BENDUNGAN DAN KARAKTERNYA Bendungan adalah suatu tembok penahan air yang dibentuk dari berbagai batuan dan tanah. Air yang dibendung akan digunakan untuk pemenuhan kebutuhan masyarakat antara lain dijadikan pembangkit tenaga listrik (PLTA), penyediaan air bersih, tempat rekreasi, pengendali banjir, dan sebagainya. Sejak tahun 1900 sampai dengan sekarang Indonesia memiliki lebih dari 100 buah bendungan mulai dari tipe waduk lapangan hingga bendungan besar baik yang dikelola oleh pemerintah maupun instansi swasta. Seperti diketahui bahwa tubuh bendungan akan mengalami tekanan dari efek loading air danau bendungan. Akibat gaya tekanan ini maka tubuh bendungan kemungkinan akan dapat mengalami deformasi. Karena bendungan memiliki peranan yang cukup penting bagi kehidupan masyarakat, maka diperlukan suatu bentuk pemeliharaan dan perawatan yang memadai guna menghindari kerusakan pada bendungan tersebut.
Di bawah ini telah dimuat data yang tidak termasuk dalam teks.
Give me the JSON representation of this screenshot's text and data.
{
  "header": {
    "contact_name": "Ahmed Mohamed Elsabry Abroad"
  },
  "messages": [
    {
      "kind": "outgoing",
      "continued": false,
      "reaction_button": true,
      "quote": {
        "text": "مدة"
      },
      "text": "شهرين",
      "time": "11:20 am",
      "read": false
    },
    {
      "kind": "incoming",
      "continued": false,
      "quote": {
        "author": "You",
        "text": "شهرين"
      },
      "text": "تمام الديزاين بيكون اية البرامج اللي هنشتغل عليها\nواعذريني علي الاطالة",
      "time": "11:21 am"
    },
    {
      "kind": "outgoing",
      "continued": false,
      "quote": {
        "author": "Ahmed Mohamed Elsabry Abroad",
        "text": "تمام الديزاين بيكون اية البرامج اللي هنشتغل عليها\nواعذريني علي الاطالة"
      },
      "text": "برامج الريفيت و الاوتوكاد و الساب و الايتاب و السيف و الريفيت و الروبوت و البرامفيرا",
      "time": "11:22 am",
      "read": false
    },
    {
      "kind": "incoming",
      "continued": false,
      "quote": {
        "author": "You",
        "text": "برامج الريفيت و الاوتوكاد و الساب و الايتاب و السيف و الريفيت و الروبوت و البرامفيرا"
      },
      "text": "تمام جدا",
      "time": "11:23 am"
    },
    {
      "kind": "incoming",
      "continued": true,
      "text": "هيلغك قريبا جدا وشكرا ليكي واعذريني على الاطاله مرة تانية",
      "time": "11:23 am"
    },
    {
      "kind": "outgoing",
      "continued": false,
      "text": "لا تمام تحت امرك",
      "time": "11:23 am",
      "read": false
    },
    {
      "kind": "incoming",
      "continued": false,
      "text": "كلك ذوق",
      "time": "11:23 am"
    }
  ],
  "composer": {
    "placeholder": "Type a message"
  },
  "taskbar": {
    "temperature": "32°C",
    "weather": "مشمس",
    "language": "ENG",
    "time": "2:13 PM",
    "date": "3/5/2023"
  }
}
Salah satu bentuk pemeliharaan dan perawatan tersebut salah satunya adalah dengan melakukan pemantauan deformasi pada tubuh bendungan. BENDUNGAN JATILUHUR Berdasarkan pengklasifikasian bendungan menurut ICOLD, bendungan Jatiluhur merupakan bendungan tipe urugan berlapis-lapis (Zone DAMS, rockfill DAMS) yaitu bendungan yang dibangun dari hasil penggalian bahan (material) tanpa tambahan bahan pembentuk bendungan asli yang terdiri atas beberapa lapisan yaitu lapisan kedap air (water tight layer), lapisan batu (rock zone shell), lapisan batu teratur (nin-rap) dan lapisan pengering (filter zones) (soedibyo, 1993) Seperti halnya bendungan-bendungan lain buatan manusia, bendungan jatiluhur pun rawan dari deformasi yang disebabkan oleh berbagai muatan-muatan dan gaya-gaya diantaranya berat bendungan sendiri, tekanan pori, tekanan hidrostatis, dan faktor pengaruh lainnya.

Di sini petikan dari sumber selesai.